I look like I was fighting with a mountain lion, and I wasn't even the one strapping her in. Then, because it was 85 degrees and sunny, we had to put a sun hat on little miss baldy pants, which was about as successful as the Tigers' recent offense (for you non sport types, that means it SUCKED). So as Grandpa is motoring the boat out past the breakwall and onto the lake -- oh, did I mention this is LAKE HURON?? As in, really really really BIG LAKE with waves and everything -- I am trying to hold onto a very, VERY disgruntled orange flotilla with flailing appendages who is trying to alternately claw my eyes out of their sockets and crawl back into the womb to escape the rocking motion of the below-deck cabin.

About 10 minutes into our trip, the cabin below had reached a temperature somewhere between 85 degrees and pottery kiln, and the rocking motion was doing GREAT things to mommy, queen of the claustrophobes. I do NOT get seasick, never have in my life. But trying to calm her down while swaying and lurching was not going well with the 9000 calories worth of breakfast sloshing around in my stomach.

In short, it wasn't a very long sail. We did finally get her up on deck, and she stopped crying long enough to eat some animal crackers and try to ingest the filthiest, non-baby-proofiest items she could find on board.

After that, I went back to the big cottage, took a big pill with a big drink and took a damn big nap on the beach while Daddy, who was smart enough to point out that he HATES sailing, would be going nowhere near this excursion, and wouldn't be surprised if his boat-aversion got passed along to his child, helped Molly play with the in-house slot machine.

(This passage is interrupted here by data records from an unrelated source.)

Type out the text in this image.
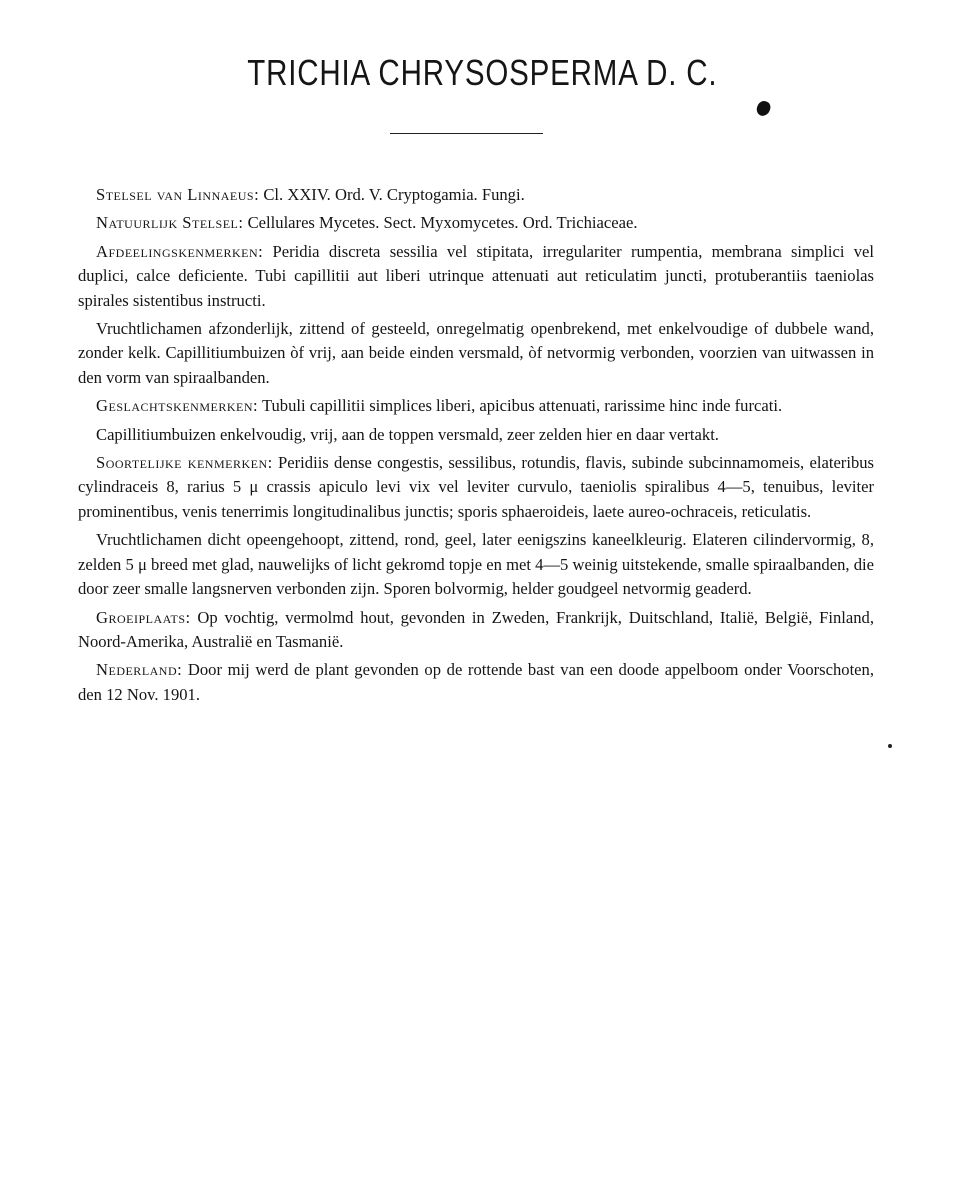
TRICHIA CHRYSOSPERMA D. C.

Stelsel van Linnaeus: Cl. XXIV. Ord. V. Cryptogamia. Fungi.

Natuurlijk Stelsel: Cellulares Mycetes. Sect. Myxomycetes. Ord. Trichiaceae.

Afdeelingskenmerken: Peridia discreta sessilia vel stipitata, irregulariter rumpentia, membrana simplici vel duplici, calce deficiente. Tubi capillitii aut liberi utrinque attenuati aut reticulatim juncti, protuberantiis taeniolas spirales sistentibus instructi.

Vruchtlichamen afzonderlijk, zittend of gesteeld, onregelmatig openbrekend, met enkelvoudige of dubbele wand, zonder kelk. Capillitiumbuizen òf vrij, aan beide einden versmald, òf netvormig verbonden, voorzien van uitwassen in den vorm van spiraalbanden.

Geslachtskenmerken: Tubuli capillitii simplices liberi, apicibus attenuati, rarissime hinc inde furcati.

Capillitiumbuizen enkelvoudig, vrij, aan de toppen versmald, zeer zelden hier en daar vertakt.

Soortelijke kenmerken: Peridiis dense congestis, sessilibus, rotundis, flavis, subinde subcinnamomeis, elateribus cylindraceis 8, rarius 5 μ crassis apiculo levi vix vel leviter curvulo, taeniolis spiralibus 4—5, tenuibus, leviter prominentibus, venis tenerrimis longitudinalibus junctis; sporis sphaeroideis, laete aureo-ochraceis, reticulatis.

Vruchtlichamen dicht opeengehoopt, zittend, rond, geel, later eenigszins kaneelkleurig. Elateren cilindervormig, 8, zelden 5 μ breed met glad, nauwelijks of licht gekromd topje en met 4—5 weinig uitstekende, smalle spiraalbanden, die door zeer smalle langsnerven verbonden zijn. Sporen bolvormig, helder goudgeel netvormig geaderd.

Groeiplaats: Op vochtig, vermolmd hout, gevonden in Zweden, Frankrijk, Duitschland, Italië, België, Finland, Noord-Amerika, Australië en Tasmanië.

Nederland: Door mij werd de plant gevonden op de rottende bast van een doode appelboom onder Voorschoten, den 12 Nov. 1901.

There is no doubt where the gambling gene came from. It's the only time I can stand numbers.

3 comments:

mistyblue3 said...

lol! Great story.

Kristen Gill, Marketing Manager said...

You are so damn funny. I mean REALLY funny!! That was an awesome story. You should publish your blog. Have I said that before? Are you working on it?

OH...and this line was very familar:

I don't know why we thought she was going to be keen on wearing her very cute, very orange, very CONSTRICTING baby lifejacket.

Shekky said...

This reminded me of our family "Cabin" by the "Lake." Well, really it was just a cabin by the lake. But how your family spends time vacationing sounds a lot like mine.